I generally default to passive retraining for ‘cheap’ models (something that might cost a few dollars a day to retrain, test against the same holdout validation as the current production model, and log the results of which model is currently in production). For more expensive models (DL, NLP, Matrix Factorization, Association Rules, etc.) I opt for active retraining based on the results of the drift monitoring job. If I detect a significant deviation in performance that is agreed upon by the business unit as critical to trigger a retraining event, I’ll do that on an as-needed asynchronous basis.

For online systems that have frequent triggers for active retraining, if the concept drift is so severe that I know that it will incur a hefty price to the business to have such a system built, I’ll discuss this with the stakeholders during the pre-POC phase. That gives them the opportunity to bail out of the project due to cost long before we’ve sunk the time, effort, and money into developing a solution.

What’s a problem you encountered where machine learning seemed like the right solution, but turned out to be wrong? What was the eventual solution?

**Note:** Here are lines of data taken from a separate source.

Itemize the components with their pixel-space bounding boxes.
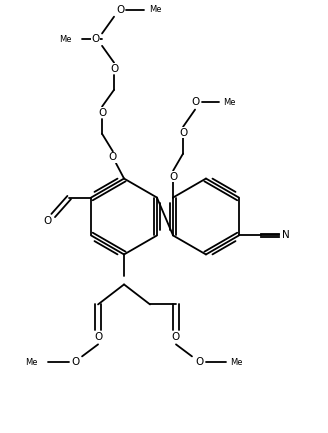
Text: Me: Me: [224, 98, 236, 107]
Text: O: O: [43, 216, 51, 226]
Text: O: O: [94, 332, 102, 342]
Text: Me: Me: [59, 35, 71, 44]
Text: O: O: [109, 152, 117, 162]
Text: O: O: [71, 357, 79, 367]
Text: O: O: [91, 35, 99, 45]
Text: O: O: [98, 107, 106, 118]
Text: O: O: [116, 5, 124, 15]
Text: Me: Me: [149, 5, 161, 14]
Text: O: O: [191, 97, 199, 107]
Text: Me: Me: [230, 358, 242, 367]
Text: O: O: [172, 332, 180, 342]
Text: O: O: [110, 64, 118, 74]
Text: O: O: [169, 172, 177, 182]
Text: O: O: [179, 128, 187, 138]
Text: Me: Me: [26, 358, 38, 367]
Text: O: O: [195, 357, 203, 367]
Text: N: N: [282, 230, 290, 240]
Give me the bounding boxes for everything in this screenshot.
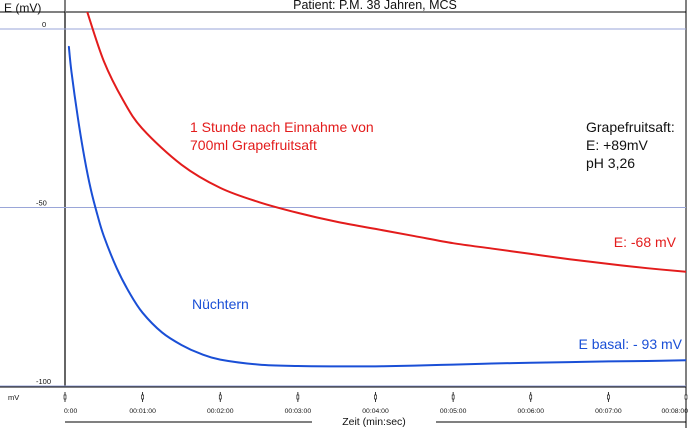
x-tick-marker-2 [218,394,222,400]
x-tick-label-4: 00:04:00 [362,408,389,415]
annotation-e-red: E: -68 mV [614,234,677,250]
y-ticks: 0 -50 -100 [36,20,51,386]
x-ticks: 0:00 00:01:00 00:02:00 00:03:00 00:04:00 00:0… [63,392,689,415]
x-tick-marker-1 [141,394,144,400]
annotation-e-basal: E basal: - 93 mV [579,336,683,352]
x-axis-label: Zeit (min:sec) [342,416,406,428]
annotation-grapefruit-title: Grapefruitsaft: [586,119,675,135]
series-group [67,12,686,368]
x-tick-label-3: 00:03:00 [285,408,312,415]
x-tick-label-6: 00:06:00 [518,408,545,415]
annotation-red-line1: 1 Stunde nach Einnahme von [190,119,374,135]
y-axis-label: E (mV) [4,1,41,15]
annotation-nuechtern: Nüchtern [192,296,249,312]
grid [0,28,686,387]
x-tick-marker-7 [607,394,610,400]
x-tick-marker-8 [684,394,688,400]
annotation-grapefruit-ph: pH 3,26 [586,155,635,171]
x-tick-marker-5 [451,394,455,400]
x-tick-label-0: 0:00 [64,408,77,415]
y-tick-label-0: 0 [42,20,46,29]
series-line-1 [67,45,686,368]
x-tick-marker-3 [296,394,300,400]
x-tick-marker-4 [374,394,377,400]
x-tick-label-1: 00:01:00 [129,408,156,415]
x-tick-label-5: 00:05:00 [440,408,467,415]
x-tick-label-7: 00:07:00 [595,408,622,415]
y-tick-label-2: -100 [36,377,51,386]
y-unit-label: mV [8,393,19,402]
x-tick-label-8: 00:08:00 [662,408,689,415]
series-line-0 [86,12,686,273]
x-tick-label-2: 00:02:00 [207,408,234,415]
annotation-red-line2: 700ml Grapefruitsaft [190,137,317,153]
y-tick-label-1: -50 [36,199,47,208]
x-tick-marker-0 [63,394,67,400]
annotation-grapefruit-e: E: +89mV [586,137,649,153]
x-tick-marker-6 [529,394,533,400]
chart-title: Patient: P.M. 38 Jahren, MCS [293,0,457,12]
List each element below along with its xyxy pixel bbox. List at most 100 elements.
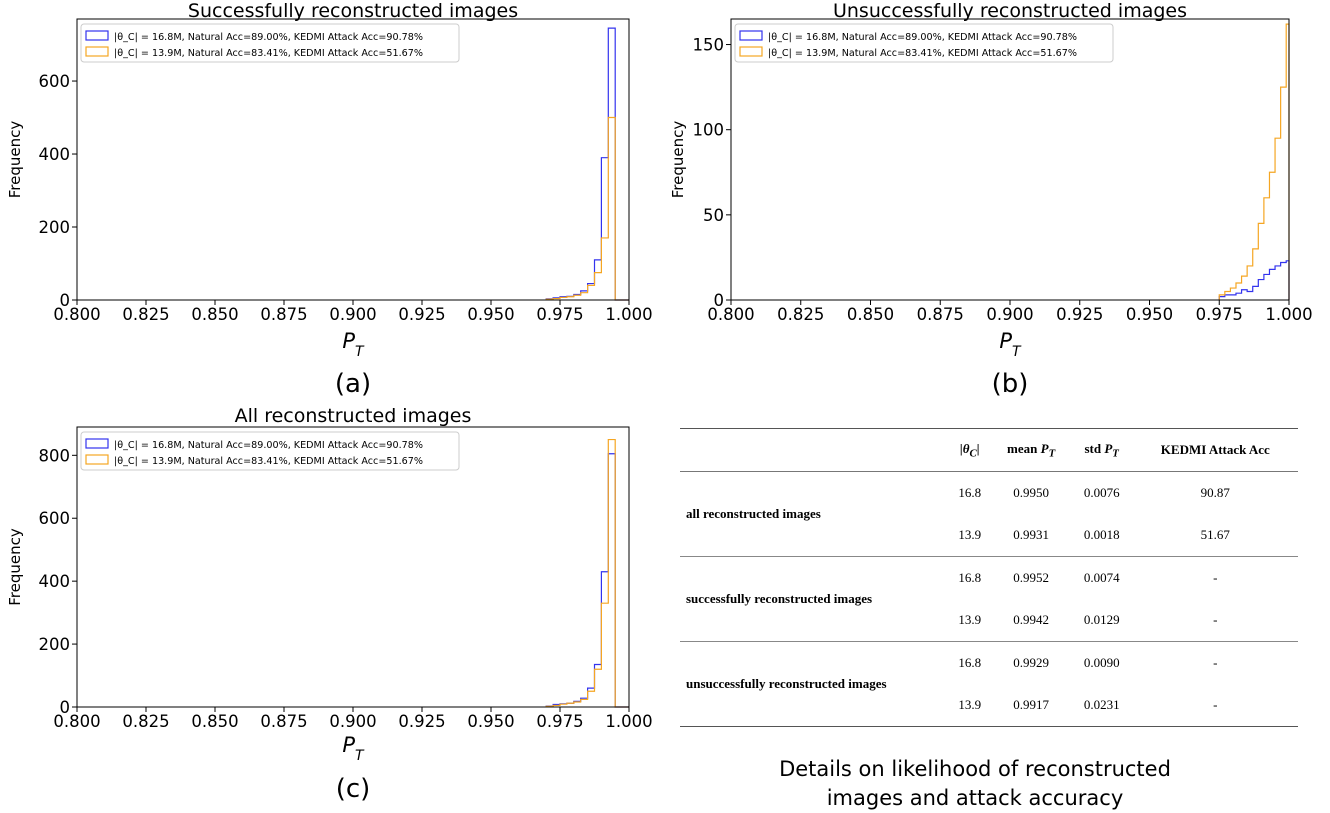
histogram-series-2 (1218, 23, 1290, 300)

To be honest, I’ve lost track of the number of times this has happened in my career and when interacting with clients. The vast majority of the time it’s finding out that the performance difference between a simple heuristics-based SQL query (case statements) and a state-of-the-art reinforcement learning approach is so miniscule that it doesn’t make sense to continue with anything but the rules engine.

This isn’t to say that I write SQL to solve all of my problems (although I test it out!), but the idea that a far too complicated solution gets built (or attempted to be built, wasting months of effort and time) when a simpler and more direct solution would have been nearly identically effective is one of the more common themes I see in industry.

I used to be very guilty of this and have a litany of projects that I’ve done in the past that are almost seemingly intentionally obfuscated in their complexity. I use these failures as cautionary tales to teams that I work with now (or peers of mine who are defaulting to a path of complexity for their projects with customers) so that they can avoid that trap.

Think of people who are able to apply ML effectively–what skills or traits do you think contributed to that?

The people that are “great” at ML, as opposed to those that are “good” or “sufficient” are those that pursue simplicity in their solution, communicate well with the business and their peers, and are humble about their knowledge. There is simply far too much to know and learn in this profession to “know it all” in even 10 lifetimes. Being able to work with people, learn from them, and include their thoughts and viewpoints in your work will only make solutions better.

Do you have any lessons or advice about applying ML that's especially helpful? Anything that you didn't learn at school or via a book (i.e., only at work)?

Communicate by listening, find people that push you to grow in your field (and share your knowledge with them), and avoid the hype. The vast majority of the things that I’ve learned about building ML projects that work were all learned by screwing things up and having to learn it the hard way. It’s one of the reasons why I wrote a book about this topic, actually, since it’s a book that I really wish I could have read about 12 years ago when I was getting started in this field.

How do you learn continuously? What are some resources or role models that you've learned from?

I learn new ML techniques by talking through problems with peers. Finding like-minded individuals who are passionate about solving difficult and complex issues in the simplest way possible helps me to always be learning new things. I’d recommend finding a community (or make one at your company!) of people who are hungry to learn. I’ve found success in pairing up with software developers on projects, working with data engineers on clever ways that they manipulate data at scale, and bouncing ideas off of architects throughout my career to help broaden my skills and horizons.